Books

This Memoir Chronicles The Grief Of Losing A Family Member To A Drug Overdose

by Sadie Trombetta
Author Stephanie Wittels Watts, photo courtesy of Natasha Gorel

When comedian, writer, and actor Harris Wittels died of an overdose in 2015, the comedy world publicly mourned the loss of such a talented artist. For fans of his work on Parks and Recreation, The Sarah Silverman Show, and Comedy Bang! Bang!, it was a shocking blow. For his colleagues like Amy Poehler and Aziz Ansari, it was an unexpected tragedy. For his sister Stephanie Wittels Wachs, who writes about the heartbreaking experience of losing her brother in a poignant new memoir, Everything Is Horrible and Wonderful, it was like a bomb went off.

"When a bomb drops on your house, you literally cannot live there anymore, you can’t. There is no structure. It’s gone, what was there is no longer there," Wittels Wachs tells Bustle of her loss. "You have to rebuild, you don’t have a choice. That is what happened to me: I literally could not go back to the way I was, because I was different."

In her searing memoir, Wittels Wachs brings readers along with her on a harrowing journey through her brother's addiction, overdose, and the aftermath of his death. The narrative alternates between two timelines: before the tragedy, which includes the Watts's shared childhood, Harris's rise to fame, and his ongoing drug abuse, and after the tragedy, which traces the year after Harris's death and the ways in which his sister struggled to cope. In the latter parts, Wittels Wachs speaks directly to her brother.

Everything Is Horrible and Wonderful: A Tragicomic Memoir of Genius, Heroin, Love, and Loss by Stephanie Wittels Wachs, $17, Amazon

"I wanted to talk to him. I just really wanted to talk to him, and I ended up using it as a writing style," Wittels Wachs says. "It was therapeutic, and I kind of hate that word in a lot of ways, but that is really what it was."

In the aftermath of her brother's death, writing became an unexpected outlet for Wittels Wachs. With encouragement from her husband, what started as little notes she typed on her phone while she let her newborn nap in the car morphed into a series of essays about her grief that eventually became Everything Is Horrible and Wonderful, the memoir Wittels Wachs never meant to write, and the one that practically saved her life.

"I found it to be a therapeutic exercise, and not much was at that point. I just felt like I wanted to die, I was truly in the most agonizing depths of depression, and nothing was making me okay. The only thing that made me feel — I’m not going to say better, but made me feel like I could continue, was to write it down," says Wittels Wachs. "So it became an act of preservation in a couple ways: self preservation, just making sure I was continuing to wake up everyday, and then it became this act of trying to record what was going on and remember why we had gotten there and process how it all happened."

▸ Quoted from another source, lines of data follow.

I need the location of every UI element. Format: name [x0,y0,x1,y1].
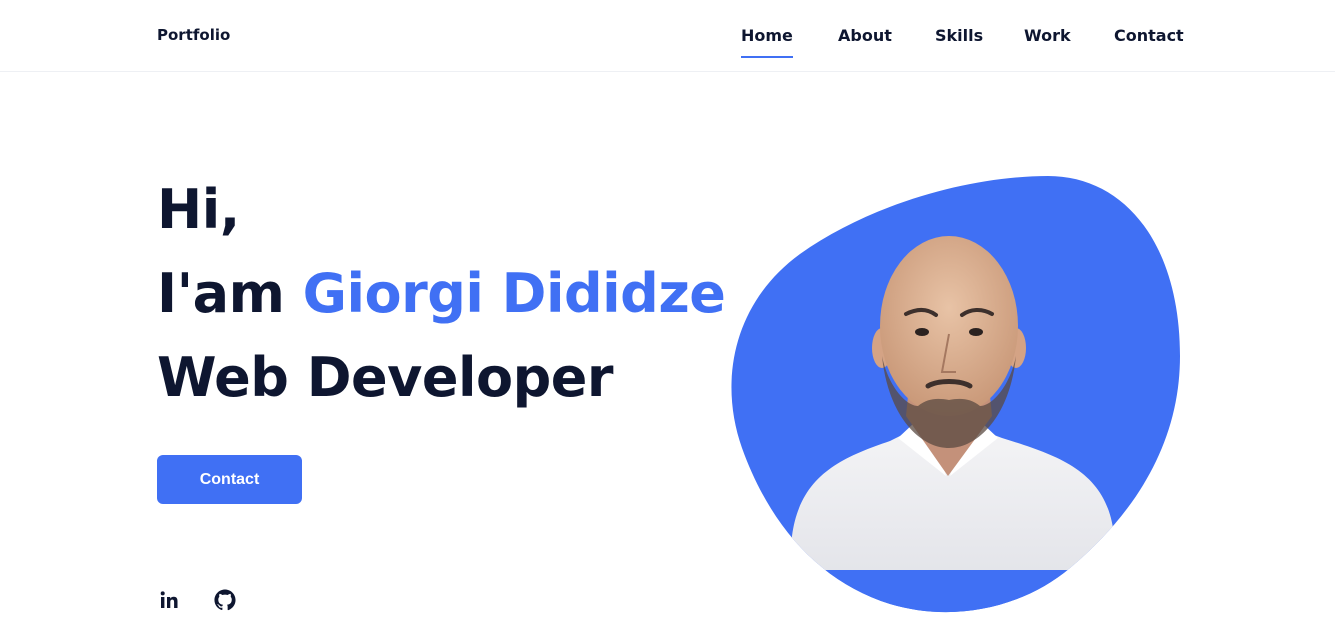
linkedin-link[interactable] [157,588,181,612]
hero-name: Giorgi Dididze [302,262,726,325]
hero-intro-prefix: I'am [157,262,303,325]
linkedin-icon [160,591,178,608]
profile-photo-container [730,176,1182,616]
main-nav: Home About Skills Work Contact [0,26,1335,66]
hero-role: Web Developer [157,346,614,409]
contact-button[interactable]: Contact [157,455,302,504]
hero-intro: I'am Giorgi Dididze [157,252,726,336]
nav-skills[interactable]: Skills [935,26,983,45]
hero-title: Hi, I'am Giorgi Dididze Web Developer [157,168,726,420]
github-icon [214,589,236,611]
nav-work[interactable]: Work [1024,26,1071,45]
github-link[interactable] [213,588,237,612]
nav-about[interactable]: About [838,26,892,45]
profile-photo [731,176,1180,613]
site-header: Portfolio Home About Skills Work Contact [0,0,1335,72]
nav-contact[interactable]: Contact [1114,26,1184,45]
nav-home[interactable]: Home [741,26,793,58]
hero-greeting: Hi, [157,178,240,241]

Like so many other family members of addicts, Wittels Wachs was driven by an intense desire to understand what her family had been through, "I was on this detective mission to figure out what had happened, and to get it all down." With her memoir, it seems Wittels Wachs did just that. From the most hilarious details of Harris's career and the heartwarming birth of Wittel Wachs's daughter, to the earth-shattering moment she found out her baby had permanent hearing loss and the devastating call where she learned her brother was dead, Everything Is Horrible and Wonderful takes readers along for every moment of the author's heart-wrenching journey.

"It was such a crazy time: it was birth and death on top of each other," Wittels Wachs says. "When you have a baby, it is all this hope and promise and possibility, and then to have death so closely tied into this moment just made all of that more acute. I was just on the rollercoaster."

For Wittels Wachs, writing this memoir was cathartic and utterly necessary to her survival, but Everything Is Horrible and Wonderful isn't just for her. It's for families like the Wittels who are grieving from a drug-related loss, and for siblings like Wittels Wachs who struggling to cope with their loved one's addictions. It's also for those other people, like the trolls who claimed Harris deserved to die because he was a heroin user, who still don't see addiction as a disease, or addicts as people.

"An addict should not be villainized. It's like any other human struggle: it is a struggle. It is a really painful, painful struggle," Wittels Wachs says. With her story and Harris's narrative, she hopes people can start to truly understand that.

"It’s not a black and white issue. None of it happens the way you think it should happen. There are so many layers to it, to grief and to loss and to addiction and to families," says Wittels Wachs. "It is very complicated, and I just hope people can start to see those dimensions."